The Department of Health wants to build a long-term care facility across the end of the Great Lawn. The Great Lawn is a major architectural feature of the Windward Community College campus. The College has proposed a land exchange which will enable construction of the long-term care facility at the enterance to the College Campus. The Windward Community College proposal will preserve the great lawn and the Bishop building.

The Department of Health has declined to discuss the land exchange. Their consistent responses been, “a land exchange is not in the best interest of the Department of Health.” In developing their master plan I believe they have done what is easiest for the Department of Health and not considered what is best for Kaneohe community or Windward Community College.

The Hawaii State Hospital master plan has been presented to us as a finished document.

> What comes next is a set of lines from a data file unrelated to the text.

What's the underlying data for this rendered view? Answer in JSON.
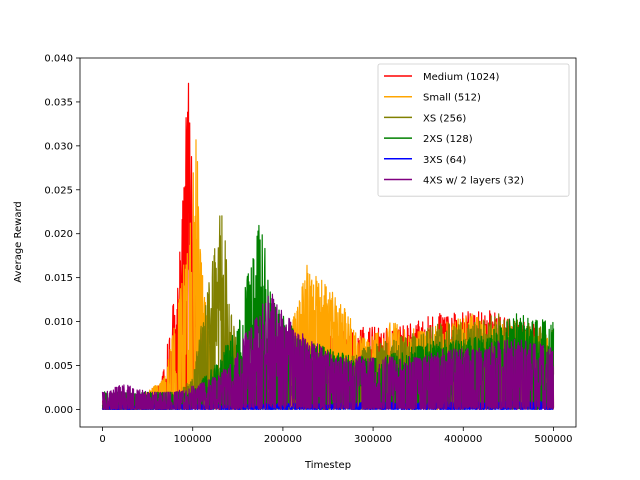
{
  "chart_data": {
    "type": "line",
    "title": "",
    "xlabel": "Timestep",
    "ylabel": "Average Reward",
    "xlim": [
      -25000,
      525000
    ],
    "ylim": [
      -0.002,
      0.04
    ],
    "x_ticks": [
      0,
      100000,
      200000,
      300000,
      400000,
      500000
    ],
    "x_tick_labels": [
      "0",
      "100000",
      "200000",
      "300000",
      "400000",
      "500000"
    ],
    "y_ticks": [
      0.0,
      0.005,
      0.01,
      0.015,
      0.02,
      0.025,
      0.03,
      0.035,
      0.04
    ],
    "y_tick_labels": [
      "0.000",
      "0.005",
      "0.010",
      "0.015",
      "0.020",
      "0.025",
      "0.030",
      "0.035",
      "0.040"
    ],
    "grid": false,
    "legend_position": "upper right",
    "series": [
      {
        "name": "Medium (1024)",
        "color": "#ff0000",
        "x": [
          0,
          25000,
          50000,
          65000,
          75000,
          85000,
          90000,
          93000,
          96000,
          99000,
          102000,
          106000,
          115000,
          130000,
          150000,
          175000,
          200000,
          225000,
          250000,
          280000,
          300000,
          320000,
          345000,
          370000,
          400000,
          420000,
          440000,
          460000,
          480000,
          500000
        ],
        "values": [
          0.001,
          0.001,
          0.002,
          0.003,
          0.01,
          0.017,
          0.026,
          0.036,
          0.038,
          0.03,
          0.022,
          0.014,
          0.007,
          0.003,
          0.002,
          0.003,
          0.004,
          0.007,
          0.009,
          0.009,
          0.01,
          0.009,
          0.01,
          0.011,
          0.011,
          0.012,
          0.011,
          0.01,
          0.01,
          0.006
        ]
      },
      {
        "name": "Small (512)",
        "color": "#ffa500",
        "x": [
          0,
          25000,
          50000,
          70000,
          85000,
          95000,
          100000,
          104000,
          108000,
          112000,
          120000,
          135000,
          160000,
          185000,
          200000,
          215000,
          225000,
          240000,
          260000,
          290000,
          320000,
          350000,
          380000,
          410000,
          440000,
          470000,
          500000
        ],
        "values": [
          0.001,
          0.001,
          0.002,
          0.004,
          0.013,
          0.02,
          0.029,
          0.031,
          0.024,
          0.014,
          0.007,
          0.003,
          0.002,
          0.003,
          0.005,
          0.012,
          0.017,
          0.015,
          0.013,
          0.008,
          0.01,
          0.009,
          0.01,
          0.011,
          0.01,
          0.009,
          0.008
        ]
      },
      {
        "name": "XS (256)",
        "color": "#808000",
        "x": [
          0,
          30000,
          60000,
          85000,
          100000,
          110000,
          120000,
          128000,
          133000,
          137000,
          142000,
          150000,
          165000,
          185000,
          205000,
          230000,
          260000,
          290000,
          320000,
          350000,
          380000,
          410000,
          440000,
          470000,
          500000
        ],
        "values": [
          0.001,
          0.001,
          0.001,
          0.002,
          0.004,
          0.01,
          0.016,
          0.021,
          0.024,
          0.019,
          0.012,
          0.007,
          0.003,
          0.002,
          0.003,
          0.004,
          0.005,
          0.007,
          0.008,
          0.009,
          0.01,
          0.01,
          0.011,
          0.01,
          0.009
        ]
      },
      {
        "name": "2XS (128)",
        "color": "#008000",
        "x": [
          0,
          30000,
          60000,
          100000,
          130000,
          150000,
          160000,
          170000,
          175000,
          182000,
          190000,
          205000,
          225000,
          250000,
          280000,
          310000,
          340000,
          370000,
          400000,
          430000,
          460000,
          500000
        ],
        "values": [
          0.002,
          0.002,
          0.002,
          0.002,
          0.006,
          0.01,
          0.015,
          0.019,
          0.022,
          0.017,
          0.013,
          0.01,
          0.008,
          0.007,
          0.006,
          0.006,
          0.007,
          0.008,
          0.008,
          0.009,
          0.011,
          0.01
        ]
      },
      {
        "name": "3XS (64)",
        "color": "#0000ff",
        "x": [
          0,
          50000,
          100000,
          150000,
          200000,
          250000,
          300000,
          350000,
          400000,
          450000,
          500000
        ],
        "values": [
          0.0005,
          0.0005,
          0.0006,
          0.0006,
          0.0007,
          0.0007,
          0.0008,
          0.0008,
          0.0009,
          0.0009,
          0.001
        ]
      },
      {
        "name": "4XS w/ 2 layers (32)",
        "color": "#800080",
        "x": [
          0,
          25000,
          50000,
          80000,
          110000,
          140000,
          160000,
          175000,
          185000,
          195000,
          210000,
          230000,
          260000,
          290000,
          320000,
          350000,
          380000,
          410000,
          440000,
          470000,
          500000
        ],
        "values": [
          0.002,
          0.003,
          0.002,
          0.002,
          0.003,
          0.005,
          0.009,
          0.011,
          0.015,
          0.012,
          0.01,
          0.008,
          0.006,
          0.006,
          0.006,
          0.006,
          0.007,
          0.007,
          0.008,
          0.008,
          0.007
        ]
      }
    ]
  }
}
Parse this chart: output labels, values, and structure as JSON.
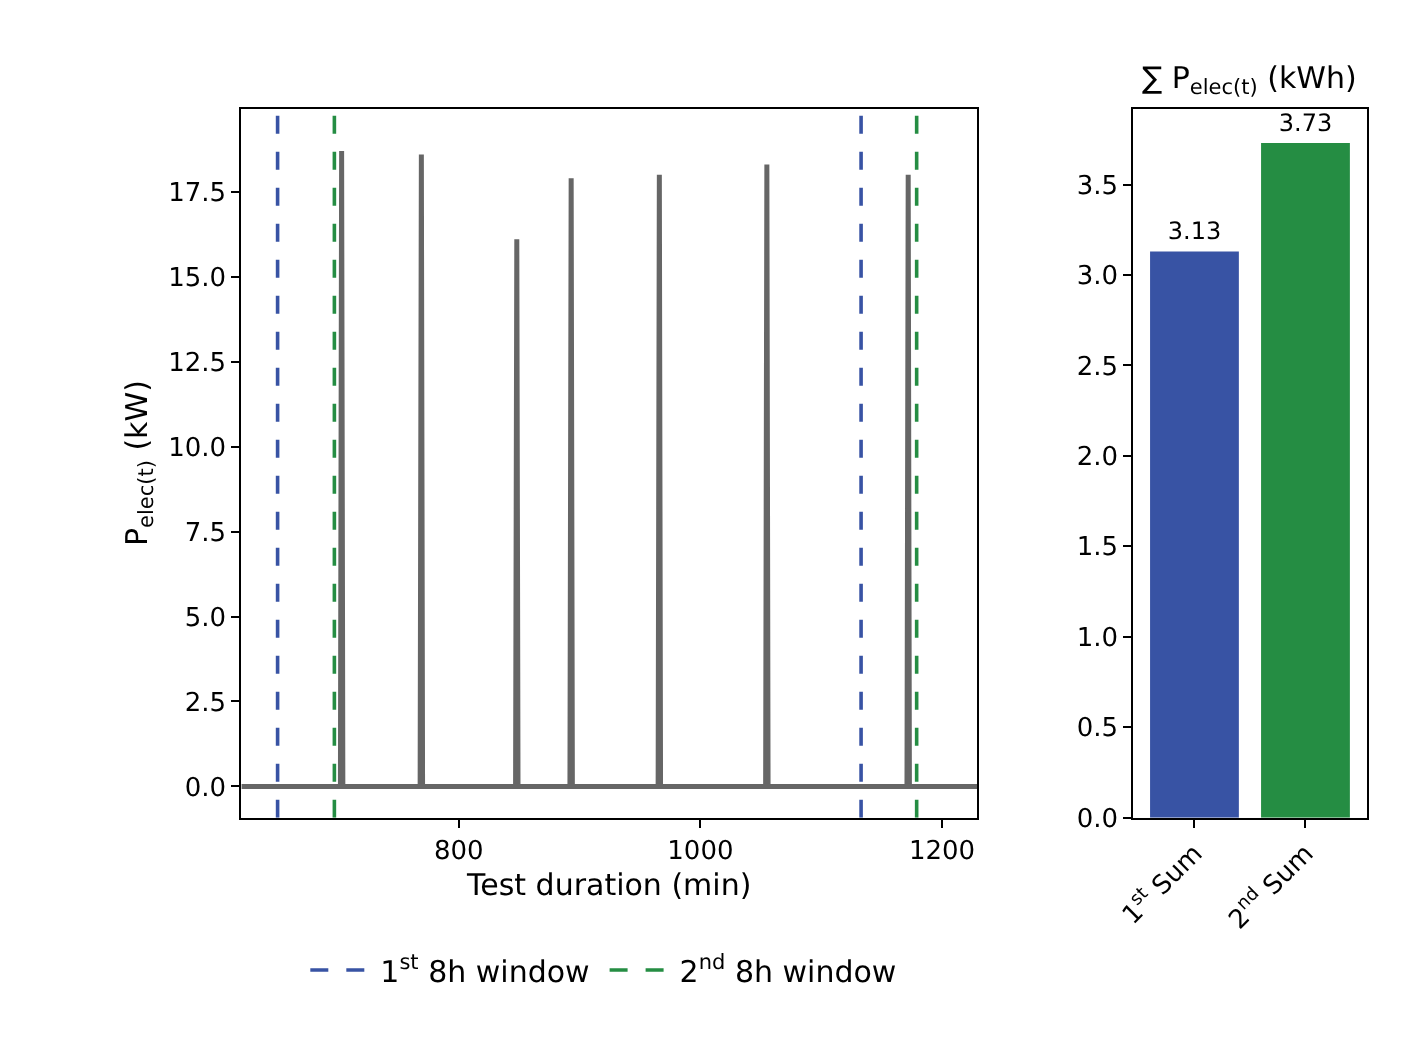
{
  "chart_data": [
    {
      "type": "line",
      "xlabel": "Test duration (min)",
      "ylabel": "P$_{elec(t)}$ (kW)",
      "xlim": [
        620,
        1229
      ],
      "ylim": [
        -0.92,
        19.95
      ],
      "xticks": [
        800,
        1000,
        1200
      ],
      "yticks": [
        {
          "value": 0,
          "label": "0.0"
        },
        2.5,
        {
          "value": 5,
          "label": "5.0"
        },
        7.5,
        {
          "value": 10,
          "label": "10.0"
        },
        12.5,
        {
          "value": 15,
          "label": "15.0"
        },
        17.5
      ],
      "legend": "bottom",
      "marker": "none",
      "line_style": "solid",
      "x": [
        620,
        702,
        703,
        704,
        768,
        769,
        770,
        847,
        848,
        849,
        892,
        893,
        894,
        965,
        966,
        967,
        1054,
        1055,
        1056,
        1171,
        1172,
        1173,
        1229
      ],
      "series": [
        {
          "color": "#666666",
          "values": [
            0,
            0,
            18.7,
            0,
            0,
            18.6,
            0,
            0,
            16.1,
            0,
            0,
            17.9,
            0,
            0,
            18.0,
            0,
            0,
            18.3,
            0,
            0,
            18.0,
            0,
            0
          ]
        }
      ],
      "ref_lines": [
        {
          "axis": "x",
          "value": 650,
          "label": "1$^{st}$ 8h window",
          "color": "#3853a4",
          "line_style": "dashed"
        },
        {
          "axis": "x",
          "value": 697,
          "label": "2$^{nd}$ 8h window",
          "color": "#258d43",
          "line_style": "dashed"
        },
        {
          "axis": "x",
          "value": 1133,
          "label": null,
          "color": "#3853a4",
          "line_style": "dashed"
        },
        {
          "axis": "x",
          "value": 1179,
          "label": null,
          "color": "#258d43",
          "line_style": "dashed"
        }
      ]
    },
    {
      "type": "bar",
      "title": "∑ P$_{elec(t)}$ (kWh)",
      "categories": [
        "1$^{st}$ Sum",
        "2$^{nd}$ Sum"
      ],
      "values": [
        3.13,
        3.73
      ],
      "colors": [
        "#3853a4",
        "#258d43"
      ],
      "ylim": [
        0,
        3.92
      ],
      "yticks": [
        {
          "value": 0,
          "label": "0.0"
        },
        0.5,
        {
          "value": 1,
          "label": "1.0"
        },
        1.5,
        {
          "value": 2,
          "label": "2.0"
        },
        2.5,
        {
          "value": 3,
          "label": "3.0"
        },
        3.5
      ],
      "data_labels": true
    }
  ]
}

The Kaneohe Community has not had an opportunity to participate in the planning process. A master plan is a document which should be presented to the stakeholders for comment and recommendations before detailed architectural drawings are developed. This process ensures that all stakeholder concerns are considered before proceeding with the expense of developing the working documents necessary to implementation of the project.

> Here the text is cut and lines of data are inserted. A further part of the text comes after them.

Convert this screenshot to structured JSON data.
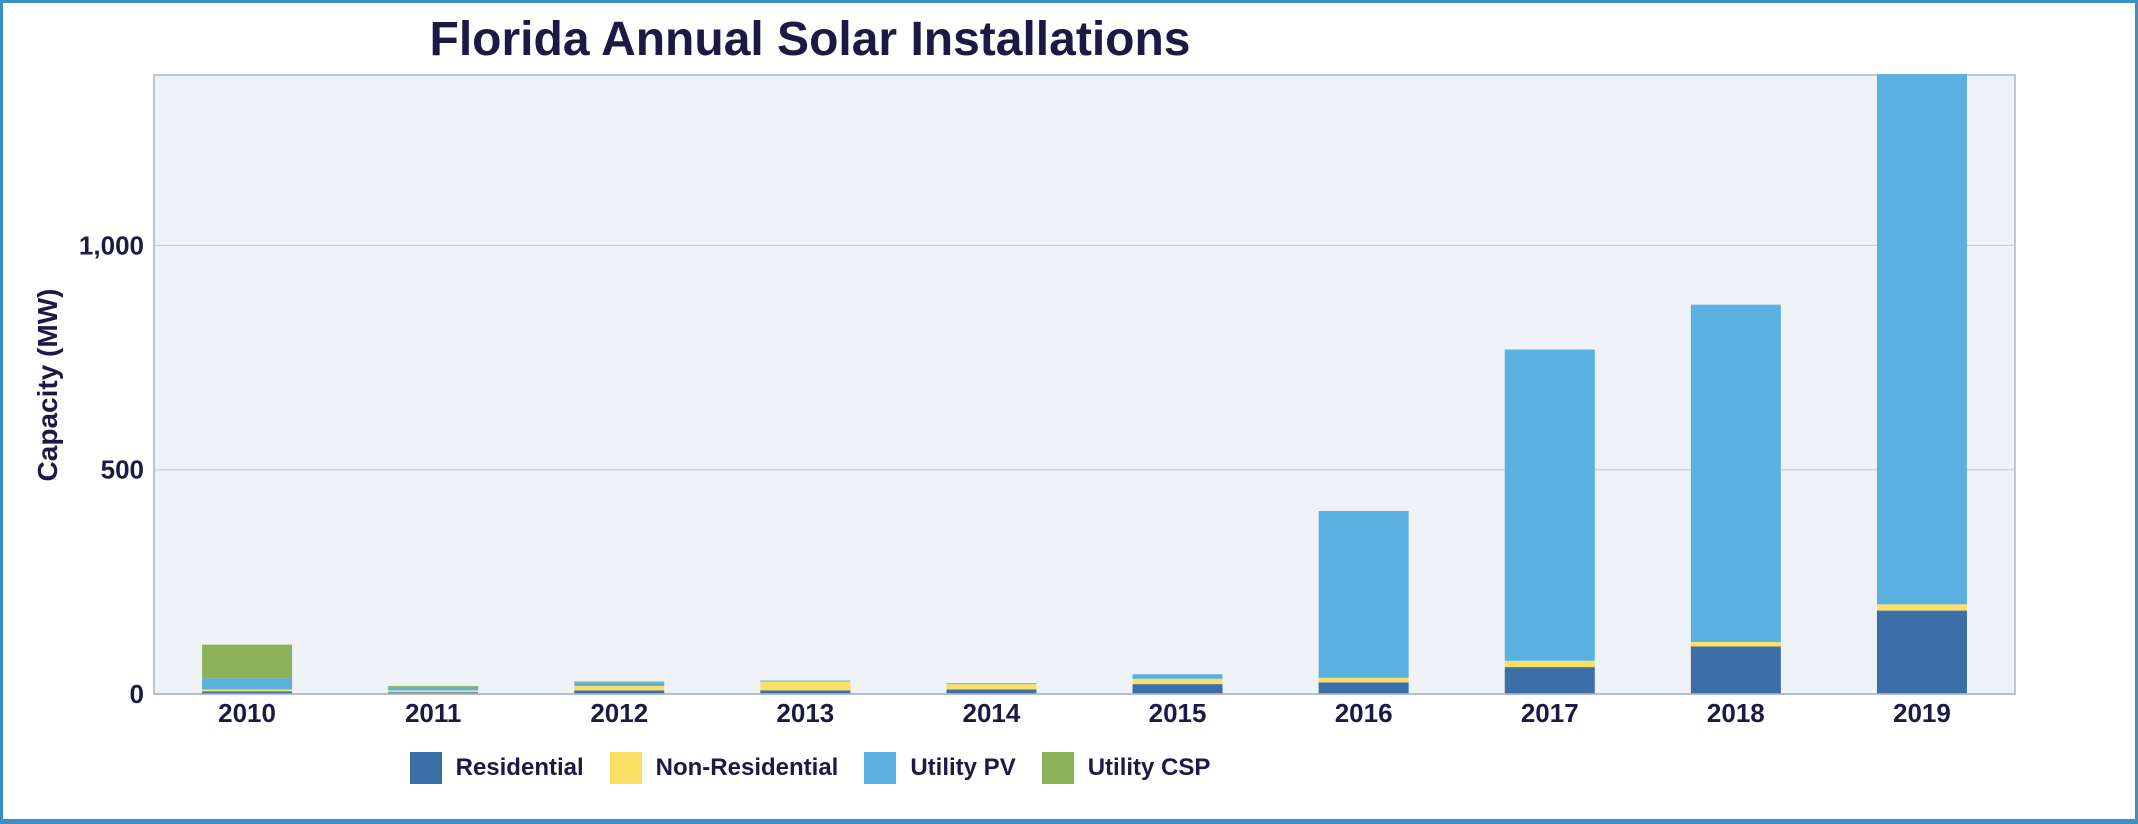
{
  "chart_data": {
    "type": "bar",
    "stacked": true,
    "title": "Florida Annual Solar Installations",
    "xlabel": "",
    "ylabel": "Capacity (MW)",
    "ylim": [
      0,
      1380
    ],
    "yticks": [
      0,
      500,
      1000
    ],
    "ytick_labels": [
      "0",
      "500",
      "1,000"
    ],
    "grid": true,
    "legend_position": "bottom",
    "categories": [
      "2010",
      "2011",
      "2012",
      "2013",
      "2014",
      "2015",
      "2016",
      "2017",
      "2018",
      "2019"
    ],
    "series": [
      {
        "name": "Residential",
        "color": "#3c6ea8",
        "values": [
          6,
          4,
          8,
          8,
          10,
          22,
          26,
          60,
          106,
          186
        ]
      },
      {
        "name": "Non-Residential",
        "color": "#fbe067",
        "values": [
          4,
          4,
          10,
          20,
          12,
          12,
          10,
          14,
          10,
          14
        ]
      },
      {
        "name": "Utility PV",
        "color": "#5ab0de",
        "values": [
          25,
          8,
          8,
          2,
          2,
          10,
          372,
          694,
          752,
          1182
        ]
      },
      {
        "name": "Utility CSP",
        "color": "#8db35a",
        "values": [
          75,
          2,
          2,
          0,
          0,
          0,
          0,
          0,
          0,
          0
        ]
      }
    ]
  },
  "colors": {
    "plot_background": "#eff3f7",
    "grid": "#c7ccd6",
    "text": "#1c1a44",
    "frame": "#3b8ec6"
  }
}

This project has not moved forward in six years. It has suddenly become urgent because of the impending loss of certification. Dr. May told me last August that the historic documentation required for demolition on any state property older than 60 years had been completed and they were ready to start construction of the long-term care facility. I checked in January with the Division of Historic Preservation and was told that the Department of Health had not submitted the necessary documents to have their requests considered.

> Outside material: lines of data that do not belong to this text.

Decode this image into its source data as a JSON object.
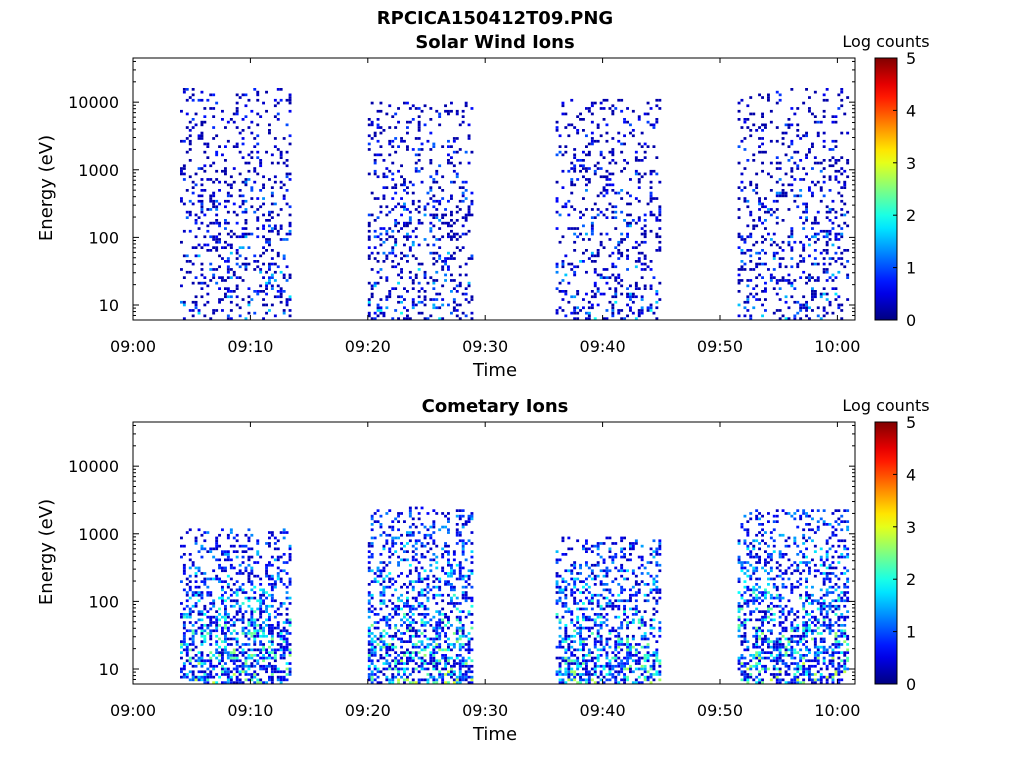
{
  "figure_title": "RPCICA150412T09.PNG",
  "colormap": "jet",
  "chart_data": [
    {
      "type": "heatmap",
      "title": "Solar Wind Ions",
      "xlabel": "Time",
      "ylabel": "Energy (eV)",
      "x_ticks": [
        "09:00",
        "09:10",
        "09:20",
        "09:30",
        "09:40",
        "09:50",
        "10:00"
      ],
      "x_range_min": [
        0,
        61.5
      ],
      "y_scale": "log",
      "y_ticks": [
        "10",
        "100",
        "1000",
        "10000"
      ],
      "y_range_ev": [
        6,
        45000
      ],
      "colorbar_label": "Log counts",
      "colorbar_ticks": [
        "0",
        "1",
        "2",
        "3",
        "4",
        "5"
      ],
      "colorbar_range": [
        0,
        5
      ],
      "bursts": [
        {
          "t_min": [
            4.0,
            13.5
          ],
          "e_ev": [
            6,
            15000
          ],
          "level": [
            0.2,
            2.0
          ]
        },
        {
          "t_min": [
            20.0,
            29.0
          ],
          "e_ev": [
            6,
            10000
          ],
          "level": [
            0.2,
            2.0
          ]
        },
        {
          "t_min": [
            36.0,
            45.0
          ],
          "e_ev": [
            6,
            11000
          ],
          "level": [
            0.2,
            2.0
          ]
        },
        {
          "t_min": [
            51.5,
            61.0
          ],
          "e_ev": [
            6,
            16000
          ],
          "level": [
            0.2,
            1.9
          ]
        }
      ]
    },
    {
      "type": "heatmap",
      "title": "Cometary Ions",
      "xlabel": "Time",
      "ylabel": "Energy (eV)",
      "x_ticks": [
        "09:00",
        "09:10",
        "09:20",
        "09:30",
        "09:40",
        "09:50",
        "10:00"
      ],
      "x_range_min": [
        0,
        61.5
      ],
      "y_scale": "log",
      "y_ticks": [
        "10",
        "100",
        "1000",
        "10000"
      ],
      "y_range_ev": [
        6,
        45000
      ],
      "colorbar_label": "Log counts",
      "colorbar_ticks": [
        "0",
        "1",
        "2",
        "3",
        "4",
        "5"
      ],
      "colorbar_range": [
        0,
        5
      ],
      "bursts": [
        {
          "t_min": [
            4.0,
            13.5
          ],
          "e_ev": [
            6,
            1100
          ],
          "level": [
            0.3,
            3.0
          ]
        },
        {
          "t_min": [
            20.0,
            29.0
          ],
          "e_ev": [
            6,
            2500
          ],
          "level": [
            0.3,
            3.0
          ]
        },
        {
          "t_min": [
            36.0,
            45.0
          ],
          "e_ev": [
            6,
            900
          ],
          "level": [
            0.3,
            3.0
          ]
        },
        {
          "t_min": [
            51.5,
            61.0
          ],
          "e_ev": [
            6,
            2100
          ],
          "level": [
            0.3,
            3.1
          ]
        }
      ]
    }
  ]
}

I recognize the urgency of implementing the Master Plan. Changing the location of the long-term care facility will not affect any other aspect of the master plan. I do not believe the Department of Health claim that entering into a land exchange will delay the construction of the long-term care facility by five years. The governor can transfer State property between agencies by executive order. If the Governor is given the authority to by-pass the procurement procedures, a new public private contract should be able to be negotiated within a relatively short time.

Anonymous said...

I am concerned about the land swap. To put a facility that is going to house 150 long term care residents in an area that is already congested, would be more problematic than the proposed site. Windward Comp Center already houses several different offices of DOH and have more than 10 employees on any given day, making parking difficult for staff as well as visitors to the complex. When WCC has their Ho'olaulea, residents are already parking in Hokulele Parking. Is it possible that maybe Avalon can go back to the drawing board and build a facility in the Bishop site that is not two story that will not block the views? Maybe a traffic pattern can be developed to also make the proposed facility users not use the road as Chancellor Dykstra pointed out as a concern. As for the Great Lawn, isn't that between Hale Akoakoa and Hale Kuhina, making this sort of a moot point since Bishop Building is across from it? I also walk the grounds of WCC and wonder why WCC cannot develop the area with the charter school on the backside where a boarded up building is? Or develop the area near the present location of the charter school is. I believe it is also worth mentioning that our elderly usually want quiet, less stimulus which means putting a facility next to a BUSY neighborhood park not practical. You have soccer games, flag football games, softball practices, tennis, etc. on any given day at this park not to mention that the park lights sometimes remain on until 1030pm (which Ko'olau Village residents have complained about in the past) which again is not helpful to the possible residents that would live in a long term facility. I live on Kahuhipa Street and know how busy this park gets as well as how busy the comp center gets.